Premature interface design : present candidates, problem, and benefit before committing to an interface (improve-codebase-architecture/SKILL.md:37‑64).
Generic architecture language : reports must tie every benefit back to locality/leverage, rejecting vague terms like “cleaner code” (HTML-REPORT.md:106‑123).
Actionable step: from the last 20‑50 commits, pick a frequently changed region, create a “deepening candidate” card (Files, Problem, Solution, Locality/Leverage, Before/After) and let the team vote on its priority before refactoring.
6. prototype
Location: skills/engineering/prototype/
Prototype is defined narrowly as “throwaway code that answers a question” (prototype/SKILL.md:6‑15). The question determines the shape; UI problems require multiple divergent variants (prototype/SKILL.md:10‑17).
Failure modes:
Throwaway code becomes production code : do not mark the code as throwaway, avoid tests, error handling, or abstraction (prototype/SKILL.md:19‑25).
Question/branch mismatch : selecting the wrong logical or UI artifact because the question was not clarified first.
Actionable step: at the top of a prototype directory or issue, add two lines:
Question: What does this prototype answer?
Run: Which command starts it?After validation, merge the decision into the main codebase and keep the prototype on a throwaway branch.
Common patterns across the six skills
1. Use explicit completion criteria (gates) instead of vague adjectives.
2. Compress decision space with shared leading words such as tight, red, tracer bullet, seam, and deepening opportunity.
3. Embed failure modes directly into workflows, turning “we should …” into triggerable conditions.

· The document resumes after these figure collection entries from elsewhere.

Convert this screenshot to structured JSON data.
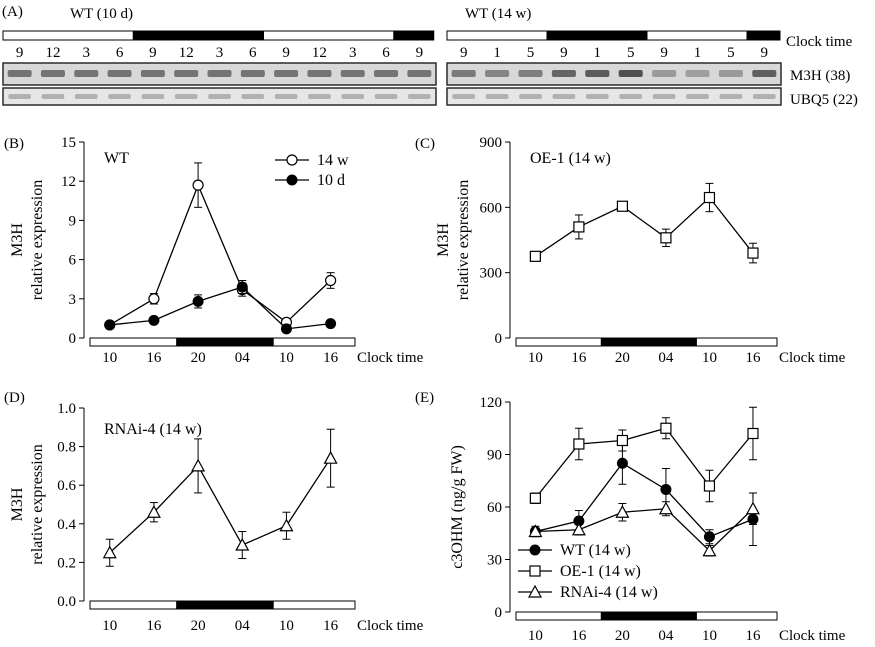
{
  "colors": {
    "ink": "#000000",
    "light_period": "#ffffff",
    "dark_period": "#000000",
    "gel_band": "#4a4a4a",
    "gel_background": "#d8d8d8",
    "gel_frame": "#2b2b2b"
  },
  "panel_a": {
    "tag": "(A)",
    "wt_10d": {
      "title": "WT (10 d)",
      "lanes": [
        "9",
        "12",
        "3",
        "6",
        "9",
        "12",
        "3",
        "6",
        "9",
        "12",
        "3",
        "6",
        "9"
      ],
      "light_dark": [
        "light",
        "dark",
        "light",
        "dark"
      ]
    },
    "wt_14w": {
      "title": "WT (14 w)",
      "lanes": [
        "9",
        "1",
        "5",
        "9",
        "1",
        "5",
        "9",
        "1",
        "5",
        "9"
      ],
      "light_dark": [
        "light",
        "dark",
        "light",
        "dark"
      ],
      "m3h_band_strength": [
        0.55,
        0.45,
        0.5,
        0.75,
        0.85,
        0.95,
        0.25,
        0.2,
        0.25,
        0.8
      ]
    },
    "clock_label": "Clock time",
    "genes": [
      "M3H  (38)",
      "UBQ5 (22)"
    ]
  },
  "chart_data": [
    {
      "panel": "(B)",
      "type": "line",
      "inset_label": "WT",
      "x": [
        "10",
        "16",
        "20",
        "04",
        "10",
        "16"
      ],
      "xlabel": "Clock time",
      "ylabel": [
        "M3H",
        "relative expression"
      ],
      "ylim": [
        0,
        15
      ],
      "yticks": [
        "0",
        "3",
        "6",
        "9",
        "12",
        "15"
      ],
      "legend_position": "top-right",
      "series": [
        {
          "name": "14 w",
          "marker": "circle-open",
          "values": [
            1.0,
            3.0,
            11.7,
            3.7,
            1.2,
            4.4
          ],
          "errors": [
            0.15,
            0.4,
            1.7,
            0.5,
            0.2,
            0.6
          ]
        },
        {
          "name": "10 d",
          "marker": "circle-filled",
          "values": [
            1.0,
            1.35,
            2.8,
            3.9,
            0.7,
            1.1
          ],
          "errors": [
            0.1,
            0.15,
            0.5,
            0.5,
            0.1,
            0.1
          ]
        }
      ]
    },
    {
      "panel": "(C)",
      "type": "line",
      "inset_label": "OE-1 (14 w)",
      "x": [
        "10",
        "16",
        "20",
        "04",
        "10",
        "16"
      ],
      "xlabel": "Clock time",
      "ylabel": [
        "M3H",
        "relative expression"
      ],
      "ylim": [
        0,
        900
      ],
      "yticks": [
        "0",
        "300",
        "600",
        "900"
      ],
      "series": [
        {
          "marker": "square-open",
          "values": [
            375,
            510,
            605,
            460,
            645,
            390
          ],
          "errors": [
            10,
            55,
            20,
            40,
            65,
            45
          ]
        }
      ]
    },
    {
      "panel": "(D)",
      "type": "line",
      "inset_label": "RNAi-4 (14 w)",
      "x": [
        "10",
        "16",
        "20",
        "04",
        "10",
        "16"
      ],
      "xlabel": "Clock time",
      "ylabel": [
        "M3H",
        "relative expression"
      ],
      "ylim": [
        0,
        1.0
      ],
      "yticks": [
        "0.0",
        "0.2",
        "0.4",
        "0.6",
        "0.8",
        "1.0"
      ],
      "series": [
        {
          "marker": "triangle-open",
          "values": [
            0.25,
            0.46,
            0.7,
            0.29,
            0.39,
            0.74
          ],
          "errors": [
            0.07,
            0.05,
            0.14,
            0.07,
            0.07,
            0.15
          ]
        }
      ]
    },
    {
      "panel": "(E)",
      "type": "line",
      "inset_label": "",
      "x": [
        "10",
        "16",
        "20",
        "04",
        "10",
        "16"
      ],
      "xlabel": "Clock time",
      "ylabel": [
        "c3OHM (ng/g FW)"
      ],
      "ylim": [
        0,
        120
      ],
      "yticks": [
        "0",
        "30",
        "60",
        "90",
        "120"
      ],
      "legend_position": "bottom-left",
      "series": [
        {
          "name": "WT (14 w)",
          "marker": "circle-filled",
          "values": [
            46,
            52,
            85,
            70,
            43,
            53
          ],
          "errors": [
            3,
            6,
            12,
            12,
            4,
            15
          ]
        },
        {
          "name": "OE-1 (14 w)",
          "marker": "square-open",
          "values": [
            65,
            96,
            98,
            105,
            72,
            102
          ],
          "errors": [
            3,
            9,
            6,
            6,
            9,
            15
          ]
        },
        {
          "name": "RNAi-4 (14 w)",
          "marker": "triangle-open",
          "values": [
            46,
            47,
            57,
            59,
            35,
            59
          ],
          "errors": [
            2,
            3,
            5,
            4,
            3,
            9
          ]
        }
      ]
    }
  ]
}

4. Preserve human control: pre‑agreed seams, red‑capable commands, candidate‑first architecture reviews, and explicit model‑vs‑user invocation choices.
Three quick actions to try before leaving work
Add a “One command:” line to bug‑issue templates (from diagnosing‑bugs) to force a reproducible red‑capable command.
Select a frequently changed module from the last 20‑50 commits and run a deletion test (from codebase‑design & improve‑codebase‑architecture).
In PR or demo docs, add “Question:” and “Run:” lines (from prototype) to ensure every prototype has a clear purpose and launch command.
These actions require no new tooling, only the adoption of the minimal executable units—words, gates, and actions—defined in the six skills.